The version of this experience at the level of the declarative is the clear sentence. The clear sentence (I am claiming that this is what we really mean by “clarity”) is one that is exhausted by its truth function. That is, once you have decided, to the satisfaction of all concerned, that a sentence is true or false, the sentence can be discarded—to the extent that it’s clear. The way we make a sentence more clear is by situating each of its elements securely within the truth function: “that dog is mine” is clear insofar as we have a consensus on what a dog is, on the concept of ownership and what would validate it in our cultural context, and on whether we referring to the same dog. But, of course, there is, in principle, no end to the layers of implicit claims and assumptions that might require the ostensive verification that must be obtained or stipulated to for the sentence to be made clear: an agreement on what a dog is on one level might turn into a disagreement on another level, and that other level might become relevant for the context in which the truth function of the sentence needs to be determined; we might have different conventions for pointing at something; our concepts of ownership might turn out to have significant incompatibilities, and so on—moreover, clarifying one term in the sentence might obscure another.

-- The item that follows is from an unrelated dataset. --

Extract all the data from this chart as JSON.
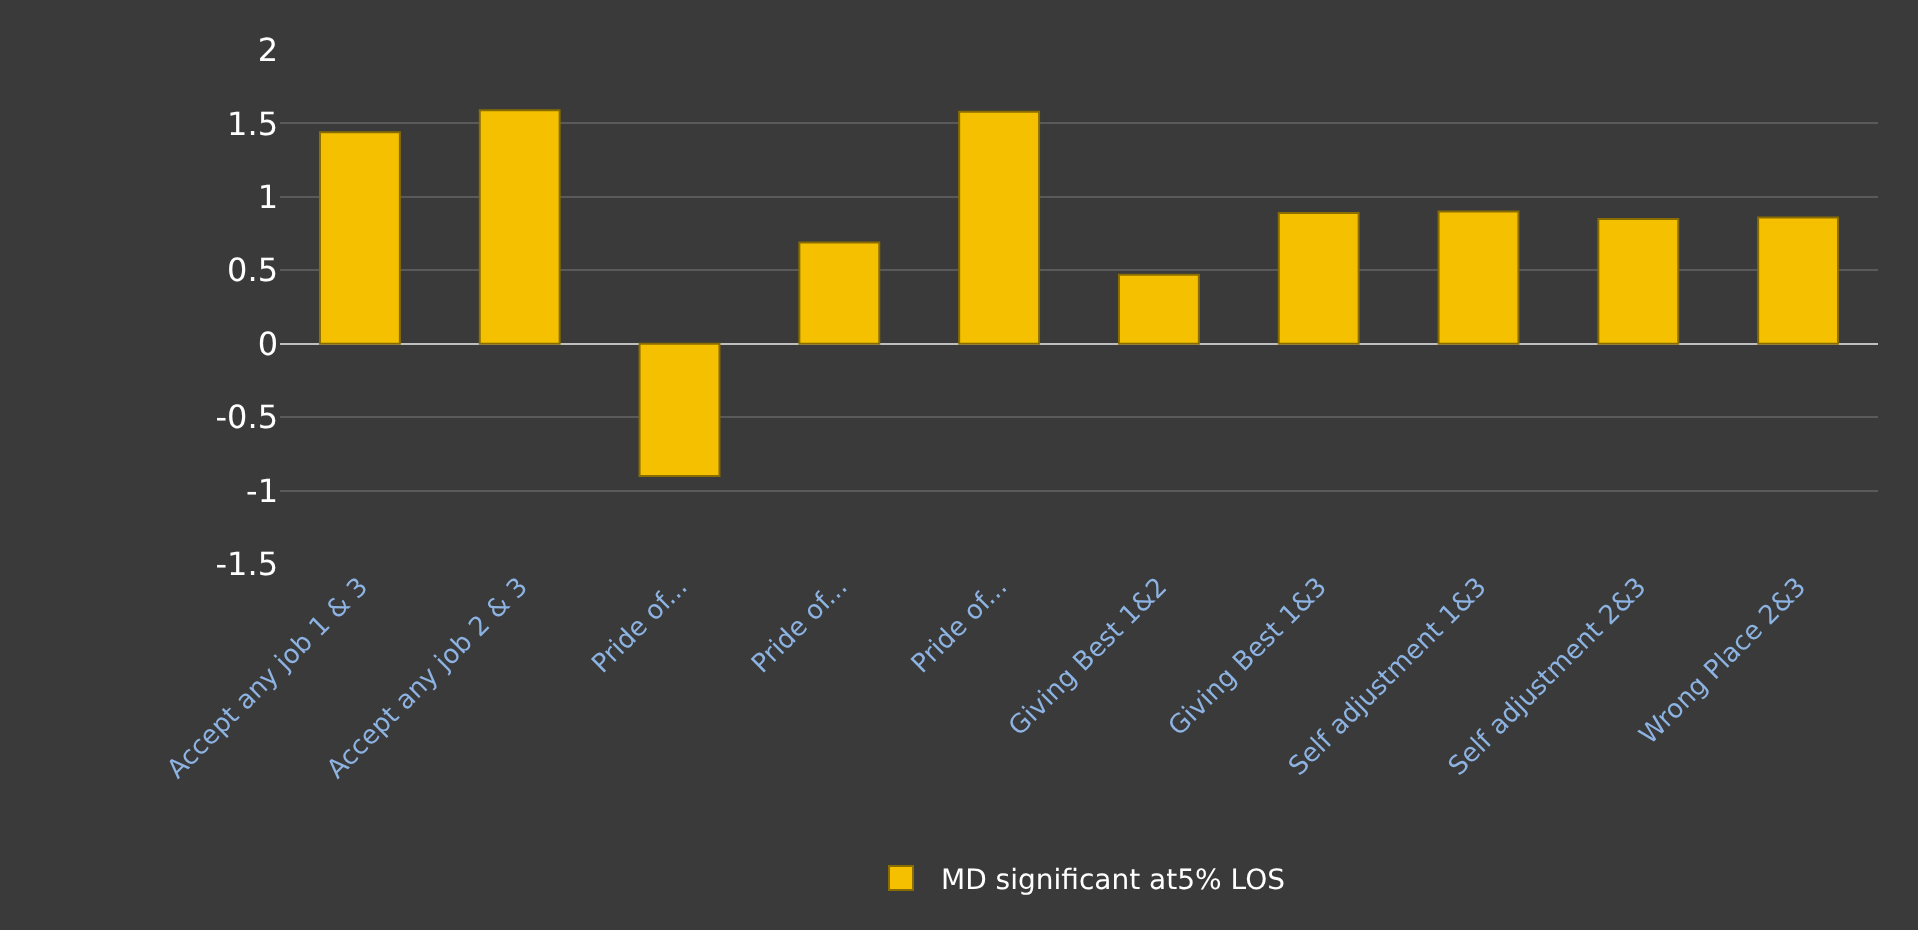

So, to return to the game analogy, we would have to imagine that I could be playing basketball and you soccer, with enough common elements in the two games so that with sufficient good will and willingness to overlook anomalies it would only be in event of an egregious discrepancy that we would ever notice it—and such events would be rapidly transformed into an mere accident, one that we now know how to avoid in the future. But what if we don’t want to—what if we actually come to like this basketball-soccer hybrid we have discovered ourselves to be playing? If we prefer to circle around and keep revising a provisional set of rules and have the discipline and mutual regard to overlook the momentary unfair advantages such an activity will always be giving one side or the other?
To return to language, this would mean that our desire for clarity need not be abandoned, but that it could be accented or punctuated by the networks of diverging idioms revealed precisely by that insistence on clarity (it is only the insistence on clarity that would lead us to explore the different possible understandings of “dog” and “mine”). With Godelian undecidability, there is a statement that is true but cannot be proven within the system, and the system depends upon such a truth. With the undecidability or incommensurability I am proposing, whichever truth we set ourselves to secure within the system of the sentence pries open different systems pivoted upon that truth. The act of taking—taking something to be the case, taking each other to be symmetrical to one’s self—unveils a world of givens: different definitions of dog, of property, of proper pointing out. And, these givens need not have been “in” any of us, or “suppressed” in the name of communication—they may not have existed outside our convergence on the clear sentence, but there they are now. We can work our way analytically to such presents lying and waiting in our presuppositions; or, we can take to producing them directly by, instead of repelling grammatically incorrect sentences, taking those parts of the sentence that have no grammatical place idiomatically so as to fill the needed grammatical slot, thereby opening up a whole new “grammar” for the word(s) in question.

The deliberate production of givens out of our takings—that is what the civilizational openness we need to survive now depends upon.